Altra obiezione: se c’è la crisi, quali aumenti si possono prevedere dato che non c’è nemmeno richiesta di aumentare la produttività?

«Un modello di regole deve essere costruito per valere sempre, sia in momenti di crisi che di sviluppo. E quando usciremo dalla crisi, speriamo entro quest’anno, questo accordo fungerà da moltiplicatore di opportunità. Dobbiamo attrezzarci bene per preparare gli analisti del sindacato;

staneremo i furbi, affinando gli strumenti».

Perché vi opponete al referendum chiesto dalla Cgil?

«L’istituto del referendum è disciplinato dalla piattaforma unitaria secondo procedure ben definite: si fissano gli obiettivi sindacali, si fa la trattativa e si sigla un’ipotesi di accordo.
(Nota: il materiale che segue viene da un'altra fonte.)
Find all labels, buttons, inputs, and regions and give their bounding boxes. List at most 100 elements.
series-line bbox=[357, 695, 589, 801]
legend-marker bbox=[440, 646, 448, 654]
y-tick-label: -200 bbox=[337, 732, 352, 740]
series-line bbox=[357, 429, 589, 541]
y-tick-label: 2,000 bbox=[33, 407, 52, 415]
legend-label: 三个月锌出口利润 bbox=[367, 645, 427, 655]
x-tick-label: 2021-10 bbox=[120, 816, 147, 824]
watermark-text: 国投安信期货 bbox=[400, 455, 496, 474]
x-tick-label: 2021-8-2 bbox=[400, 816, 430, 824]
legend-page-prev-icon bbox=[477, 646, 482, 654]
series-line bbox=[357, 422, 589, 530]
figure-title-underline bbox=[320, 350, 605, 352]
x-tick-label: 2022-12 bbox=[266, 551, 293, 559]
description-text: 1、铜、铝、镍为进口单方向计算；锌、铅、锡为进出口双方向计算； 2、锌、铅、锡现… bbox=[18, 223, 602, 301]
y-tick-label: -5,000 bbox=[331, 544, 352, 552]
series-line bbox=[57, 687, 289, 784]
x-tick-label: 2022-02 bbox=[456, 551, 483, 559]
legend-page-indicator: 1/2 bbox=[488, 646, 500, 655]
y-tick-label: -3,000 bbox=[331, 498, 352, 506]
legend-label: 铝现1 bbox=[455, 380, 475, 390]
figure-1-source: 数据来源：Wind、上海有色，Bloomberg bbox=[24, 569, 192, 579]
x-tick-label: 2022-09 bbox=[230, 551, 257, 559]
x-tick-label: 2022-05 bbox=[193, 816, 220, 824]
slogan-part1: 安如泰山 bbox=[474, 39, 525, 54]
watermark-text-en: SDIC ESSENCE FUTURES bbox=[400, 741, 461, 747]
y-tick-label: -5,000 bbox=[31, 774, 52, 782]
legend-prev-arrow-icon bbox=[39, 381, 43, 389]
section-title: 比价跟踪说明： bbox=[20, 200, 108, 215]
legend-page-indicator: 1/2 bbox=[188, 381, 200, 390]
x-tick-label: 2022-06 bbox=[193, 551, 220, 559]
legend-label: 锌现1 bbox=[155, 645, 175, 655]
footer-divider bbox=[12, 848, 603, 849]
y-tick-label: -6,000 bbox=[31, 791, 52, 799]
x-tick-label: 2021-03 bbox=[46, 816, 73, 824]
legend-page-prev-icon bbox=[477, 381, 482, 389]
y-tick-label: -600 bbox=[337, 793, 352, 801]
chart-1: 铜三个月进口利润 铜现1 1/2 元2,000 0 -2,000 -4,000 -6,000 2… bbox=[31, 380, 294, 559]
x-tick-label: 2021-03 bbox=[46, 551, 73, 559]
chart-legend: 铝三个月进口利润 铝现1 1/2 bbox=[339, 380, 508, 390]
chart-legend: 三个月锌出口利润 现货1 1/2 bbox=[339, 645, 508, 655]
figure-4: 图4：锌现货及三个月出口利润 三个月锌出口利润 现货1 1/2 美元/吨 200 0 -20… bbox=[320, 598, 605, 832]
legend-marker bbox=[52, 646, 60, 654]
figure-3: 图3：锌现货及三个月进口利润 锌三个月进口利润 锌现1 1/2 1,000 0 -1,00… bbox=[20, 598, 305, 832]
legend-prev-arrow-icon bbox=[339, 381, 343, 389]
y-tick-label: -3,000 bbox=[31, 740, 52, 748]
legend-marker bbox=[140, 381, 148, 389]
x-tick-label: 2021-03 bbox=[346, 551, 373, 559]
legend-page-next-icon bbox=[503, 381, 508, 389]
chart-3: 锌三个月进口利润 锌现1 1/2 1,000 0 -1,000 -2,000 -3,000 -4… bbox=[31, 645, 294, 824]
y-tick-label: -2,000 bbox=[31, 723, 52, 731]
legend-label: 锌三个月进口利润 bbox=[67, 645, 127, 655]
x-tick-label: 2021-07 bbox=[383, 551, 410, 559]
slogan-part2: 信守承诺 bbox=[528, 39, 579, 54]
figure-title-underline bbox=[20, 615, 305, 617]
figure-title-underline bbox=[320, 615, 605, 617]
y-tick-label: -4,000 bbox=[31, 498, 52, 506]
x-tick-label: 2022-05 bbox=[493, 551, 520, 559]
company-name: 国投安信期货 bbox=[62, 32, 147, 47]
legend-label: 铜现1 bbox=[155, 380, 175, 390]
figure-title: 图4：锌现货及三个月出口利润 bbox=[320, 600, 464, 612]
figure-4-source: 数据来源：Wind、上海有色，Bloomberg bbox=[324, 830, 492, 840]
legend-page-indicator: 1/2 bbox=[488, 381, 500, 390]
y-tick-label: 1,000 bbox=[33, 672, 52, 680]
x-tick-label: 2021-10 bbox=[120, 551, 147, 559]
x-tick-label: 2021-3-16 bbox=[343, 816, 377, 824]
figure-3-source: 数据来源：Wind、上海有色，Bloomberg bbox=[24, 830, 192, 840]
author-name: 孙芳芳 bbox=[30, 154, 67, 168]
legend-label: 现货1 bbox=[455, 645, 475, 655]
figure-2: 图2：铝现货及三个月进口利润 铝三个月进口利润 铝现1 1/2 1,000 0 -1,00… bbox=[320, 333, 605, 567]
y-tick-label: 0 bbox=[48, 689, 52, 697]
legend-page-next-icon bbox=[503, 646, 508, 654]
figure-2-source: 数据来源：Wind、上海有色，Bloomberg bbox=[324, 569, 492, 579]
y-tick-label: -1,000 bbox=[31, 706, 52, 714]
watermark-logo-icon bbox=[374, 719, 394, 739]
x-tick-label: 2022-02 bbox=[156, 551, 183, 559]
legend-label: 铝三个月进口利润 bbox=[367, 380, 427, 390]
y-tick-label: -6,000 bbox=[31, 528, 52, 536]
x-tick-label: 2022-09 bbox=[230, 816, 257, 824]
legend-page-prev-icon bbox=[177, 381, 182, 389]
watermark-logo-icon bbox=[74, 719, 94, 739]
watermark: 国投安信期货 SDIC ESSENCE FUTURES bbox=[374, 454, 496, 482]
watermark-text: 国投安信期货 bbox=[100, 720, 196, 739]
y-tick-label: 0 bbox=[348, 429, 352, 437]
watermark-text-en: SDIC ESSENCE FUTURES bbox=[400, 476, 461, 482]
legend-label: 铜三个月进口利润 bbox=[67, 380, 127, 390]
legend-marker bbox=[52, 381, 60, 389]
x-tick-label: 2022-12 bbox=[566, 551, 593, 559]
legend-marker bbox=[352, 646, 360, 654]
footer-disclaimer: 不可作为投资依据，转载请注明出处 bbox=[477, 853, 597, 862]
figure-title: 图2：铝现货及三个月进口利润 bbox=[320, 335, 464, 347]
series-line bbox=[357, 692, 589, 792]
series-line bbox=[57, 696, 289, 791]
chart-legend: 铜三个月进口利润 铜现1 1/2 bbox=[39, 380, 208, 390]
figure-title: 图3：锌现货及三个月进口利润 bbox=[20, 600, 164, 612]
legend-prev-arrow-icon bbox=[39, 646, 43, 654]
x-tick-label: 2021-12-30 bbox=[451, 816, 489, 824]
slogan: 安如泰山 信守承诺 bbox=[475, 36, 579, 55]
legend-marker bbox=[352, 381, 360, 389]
Solo in seguito si può decidere di fare un referendum. Se la Cgil firma, può indire un referendum; se non firma, è contro le regole».

Perché la Fiat dovrebbe avere aiuti statali?

«Tutte le imprese vanno sostenute, non solo la Fiat. Non può esserci un regalo, serve una svolta di innovazione e cambiamento. Il sostegno va concesso a condizione che serva a innovare e sviluppare, non per vivacchiare. Escluderei interventi solo per un’azienda. E aggiungo una postilla, una clausola etica: manager, dirigenti e consiglieri di amministrazione delle imprese che ricevono sostegni pubblici devono riconsiderare i loro stipendi. È vero che sono regolati dal mercato, ma a tutto c’è un limite».